Roasted Garlic and Parmesan Fish (Arkansas Democrat-Gazette/Kelly Brant)
Roasted Garlic and Parmesan Fish (Arkansas Democrat-Gazette/Kelly Brant)

Roasted garlic, butter, mayonnaise and parmesan cheese team up for an unbeatable combo in this simple fish recipe adapted from "The Pacific Northwest Seafood Cookbook: Salmon, Crab, Oysters, and More" by Naomi Tomky.

The original recipe called for halibut, but I had haddock in the freezer, so that's what I used.

I was worried haddock might be a bit too fragile a substitute for halibut, but because this fish is not flipped or otherwise moved during cooking, it wasn't a problem.

Other fish that would work well include mahi-mahi, red snapper or striped bass.

As delicious as the fish is, I think my favorite part of this recipes was the bits of parmesan and garlic that melted off the filets and crisped in the iron skillet like little miniature fricos.

You'll roast a whole head of garlic — much more than you'll need — for this recipe, but the extra roasted cloves will keep refrigerated for several days, or freeze them for longer storage.

Roasted Garlic and Parmesan Fish

  • 1 head garlic
  • Vegetable or olive oil, for drizzling
  • 1 tablespoon butter
  • 2 skinless firm fish filets such as halibut, mahi-mahi, red snapper or haddock (about 4 ounces each)
  • Salt and ground black pepper, to taste
  • ¼ cup mayonnaise
  • ¼ cup freshly grated parmesan
  • Lemon wedges, optional for serving

Heat oven to 375 degrees.

Cut off the top of the head of garlic and brush off some of the outer paper skin, leaving just the individually wrapped cloves.

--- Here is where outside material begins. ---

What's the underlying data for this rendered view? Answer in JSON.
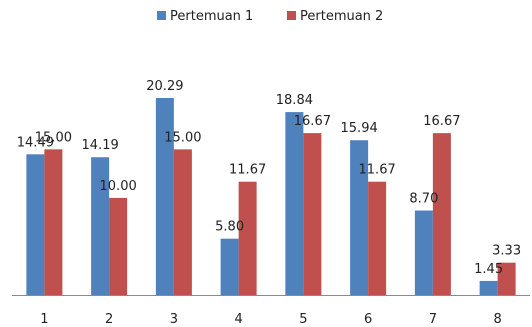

On a piece of foil, pour the olive oil over the garlic, then wrap the foil around it and place it in the oven for 45 minutes, until it's completely soft. For the recipe, you'll only need three to five cloves from the head, but it's worth making a whole head to keep the rest for spreading on crusty bread or adding to salads.

Increase oven temperature to 425 degrees.

Heat the butter in an oven-safe pan (I used a cast-iron skillet) over low heat. Sprinkle both sides of the fish with salt and pepper. When the butter is melted, add the filet and put it into the oven for 8 to 10 minutes. The fish should be just cooked and opaque throughout.

While the fish cooks, squeeze three to five cloves of the roasted garlic from their papery skins into a small bowl. Using a fork, mash together the garlic, mayonnaise and parmesan.

Spread each filet generously with the garlic-parmesan-mayonnaise mixture. Switch the oven to a high broil and return the pan to the still-hot oven for 4 minutes under the broiler, until the top is almost entirely golden brown.

Remove and serve immediately with a squeeze of lemon juice, if desired.

Makes 2 servings.

Recipe adapted from "The Pacific Northwest Seafood Cookbook: Salmon, Crab, Oysters, and More" by Naomi Tomky.